Pazar günü için tüm karamsarlığımı bir yana bırakarak umut dolu, iyimser bir yazı yazmayı tasarlamıştım. Özellikle AKM'nin bitmek üzere olmasıyla, Atlas sineması içindeki İstanbul Sinema Müzesi'ni gezebilmiş olmam ve edindiğim son derece pozitif izlenimlerle... Ve Beyoğlu'nda Taksim'den Galata'ya uzanacak bir Kültür Yolu'nun açılması ve bunun bir ölçüde hükümetle İBB'nin işbirliğiyle gerçekleşmesi perspektifinden bakarak...
Ama ne gezer... Sabah sabah öylesine haberler üst üste geldi ki; adeta yağmur gibi yağdı. Kalan tüm umut kırıntılarımız da yok olup gitti.
Zaten son günlerde özellikle HDP'nin parti olarak kapatılma çabaları, birçok Kürt milletvekili veya belediye başkanına karşı başlatılan davalarla tam bir ırk savaşına dönüştürülmüş bir ortamda... Üstelik Cumhuriyet'in kutsallarından diye bellediğimiz andımızın da yasaklanmasıyla iyice çığrından çıkmış bir ülkede, son birkaç gün içinde inanılmaz şeyler oldu. Sanırım çok kişiyi de şoke eden... Ki içlerinde bir zamanın koyu AKP yanlıları da var... Bir bakıyorum, artık Erdoğan yönetiminin bir zamanki sadık sözcüleri bile bunlara karşı çıkmış... Artık isimlerini siz arayıp bulun!..
Hepimiz ayni ülkede yaşıyoruz. Ve ortak bir çok şeyimiz, paylaştığımız birçok kaygı, duygu, ilke ve görüş var. Ama bu ülkeyi uzunca bir süredir yönetenler öylesine ayırıcı, bölücü ve diyaloga kapalı bir siyaset güdüyorlar ki... Tüm bunlara karşın yine de hala ortak kimi yanlarımız varsa, bu artık neredeyse bir mucize sayılmalı.

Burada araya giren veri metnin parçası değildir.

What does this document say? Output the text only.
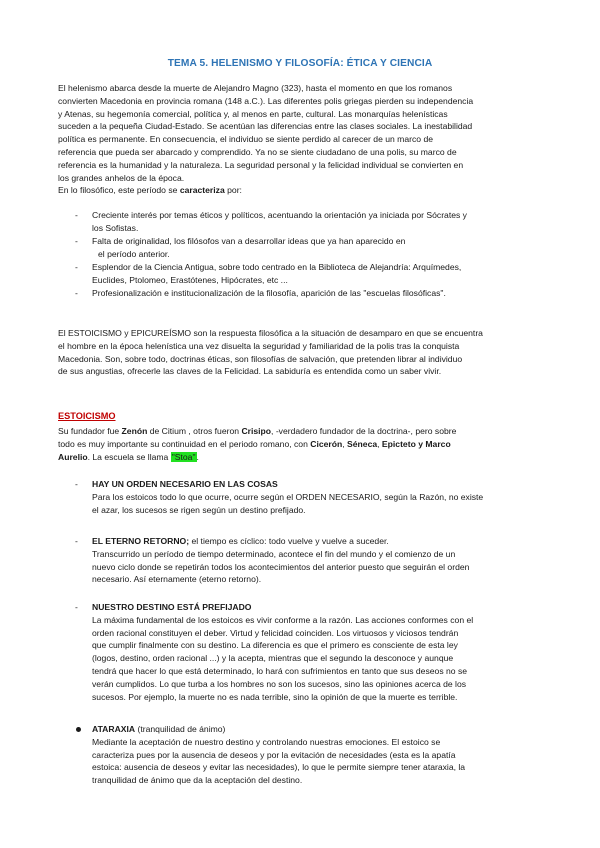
TEMA 5. HELENISMO Y FILOSOFÍA: ÉTICA Y CIENCIA
El helenismo abarca desde la muerte de Alejandro Magno (323), hasta el momento en que los romanos
convierten Macedonia en provincia romana (148 a.C.). Las diferentes polis griegas pierden su independencia
y Atenas, su hegemonía comercial, política y, al menos en parte, cultural. Las monarquías helenísticas
suceden a la pequeña Ciudad-Estado. Se acentúan las diferencias entre las clases sociales. La inestabilidad
política es permanente. En consecuencia, el individuo se siente perdido al carecer de un marco de
referencia que pueda ser abarcado y comprendido. Ya no se siente ciudadano de una polis, su marco de
referencia es la humanidad y la naturaleza. La seguridad personal y la felicidad individual se convierten en
los grandes anhelos de la época.
En lo filosófico, este período se caracteriza por:
- Creciente interés por temas éticos y políticos, acentuando la orientación ya iniciada por Sócrates y
los Sofistas.
- Falta de originalidad, los filósofos van a desarrollar ideas que ya han aparecido en
el período anterior.
- Esplendor de la Ciencia Antigua, sobre todo centrado en la Biblioteca de Alejandría: Arquímedes,
Euclides, Ptolomeo, Erastótenes, Hipócrates, etc ...
- Profesionalización e institucionalización de la filosofía, aparición de las "escuelas filosóficas".
El ESTOICISMO y EPICUREÍSMO son la respuesta filosófica a la situación de desamparo en que se encuentra
el hombre en la época helenística una vez disuelta la seguridad y familiaridad de la polis tras la conquista
Macedonia. Son, sobre todo, doctrinas éticas, son filosofías de salvación, que pretenden librar al individuo
de sus angustias, ofrecerle las claves de la Felicidad. La sabiduría es entendida como un saber vivir.
ESTOICISMO
Su fundador fue Zenón de Citium , otros fueron Crisipo, -verdadero fundador de la doctrina-, pero sobre
todo es muy importante su continuidad en el periodo romano, con Cicerón, Séneca, Epicteto y Marco
Aurelio. La escuela se llama "Stoa".
- HAY UN ORDEN NECESARIO EN LAS COSAS
Para los estoicos todo lo que ocurre, ocurre según el ORDEN NECESARIO, según la Razón, no existe
el azar, los sucesos se rigen según un destino prefijado.
- EL ETERNO RETORNO; el tiempo es cíclico: todo vuelve y vuelve a suceder.
Transcurrido un período de tiempo determinado, acontece el fin del mundo y el comienzo de un
nuevo ciclo donde se repetirán todos los acontecimientos del anterior puesto que seguirán el orden
necesario. Así eternamente (eterno retorno).
- NUESTRO DESTINO ESTÁ PREFIJADO
La máxima fundamental de los estoicos es vivir conforme a la razón. Las acciones conformes con el
orden racional constituyen el deber. Virtud y felicidad coinciden. Los virtuosos y viciosos tendrán
que cumplir finalmente con su destino. La diferencia es que el primero es consciente de esta ley
(logos, destino, orden racional ...) y la acepta, mientras que el segundo la desconoce y aunque
tendrá que hacer lo que está determinado, lo hará con sufrimientos en tanto que sus deseos no se
verán cumplidos. Lo que turba a los hombres no son los sucesos, sino las opiniones acerca de los
sucesos. Por ejemplo, la muerte no es nada terrible, sino la opinión de que la muerte es terrible.
ATARAXIA (tranquilidad de ánimo)
Mediante la aceptación de nuestro destino y controlando nuestras emociones. El estoico se
caracteriza pues por la ausencia de deseos y por la evitación de necesidades (esta es la apatía
estoica: ausencia de deseos y evitar las necesidades), lo que le permite siempre tener ataraxia, la
tranquilidad de ánimo que da la aceptación del destino.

Bakınız, son dönemin olayları içinde benim kutsallarıma ciddi biçimde dokunanlara... Öncelikle Ayasofya'nın, ardından Kariye'nin camiye çevrilmesi. Çok geniş ve genel tutmayayım; ama onlar benim hayli uzun sürmüş tercüman-rehberlik yıllarım içinde sayısız din ve dil sahibi gruplara gezdirdiğim, tarih ve inanç açısından önemlerini anlattığım yerler oldu. Yakın zamana dek kendim için ya da torunum Ozan'a göstermek için de gittiğim...
Onların hala, içindeki Hristiyan kökenli resim ve mozaiklerin de rahatça nefes alabileceği; herkese, her dine açık olacağı; hep birlikte ve ayni zamanda gezilebilecek mekanlar olarak kalmasını ne kadar isterdim... Evet, elbette ben de müslümanım. Ama eski halleri sanki benim itikadıma daha uygundu.
Sonra İstanbul'un tarihi, doğası, yeşili. Yıllar boyu bunlar üzerine çok yazdım ve onları da kutsallarım arasına aldım. Ama bu da artık ne kadar zedelendi ve sanki bitmez bir tahribata dönüştü. Kendi imkanlarıyla mucizeler yaratmaya çalışan ve başaran Ekrem İmamoğlu'nun çabalarına rağmen... Bakınız, ayni gün içinde (dün) Cumhuriyet gazetesinde tüm askeri alanların ve birçok yeşil alanın imara açılması; bunun yanısıra da ülke çapında 'sulak alanların şirketlere açılması' haberlerine... Sayın Erdoğan ve AKP için tüm bunlar önemli olmayabilir; ama bizler için yine bir tür kutsalımıza saldırıdır.
Ya en son haberler? Yani öncelikle "Gezi Parkı'nın İBB'den alınması ve Sultan Beyazıt Hanı Veli Hazretleri Vakfı'na geçmesi" haberi? O Gezi Parkı ki bizler için yine bir kutsaldır: çok sevdiğimiz, içinde birçok kuşak için sayısız anılar bulunan, kentin çok önemli bir yeşil alanının yok edilip yerine kışla benzeri bir yapının konmasını bu kentin ortak bilinci kabul etmemiştir. Ve inanın asla da etmeyecektir!...Bu uğurda canlar verilmiş, gencecik hayatlar sönmüştür. Ama ağaçlar kurtarılmıştır.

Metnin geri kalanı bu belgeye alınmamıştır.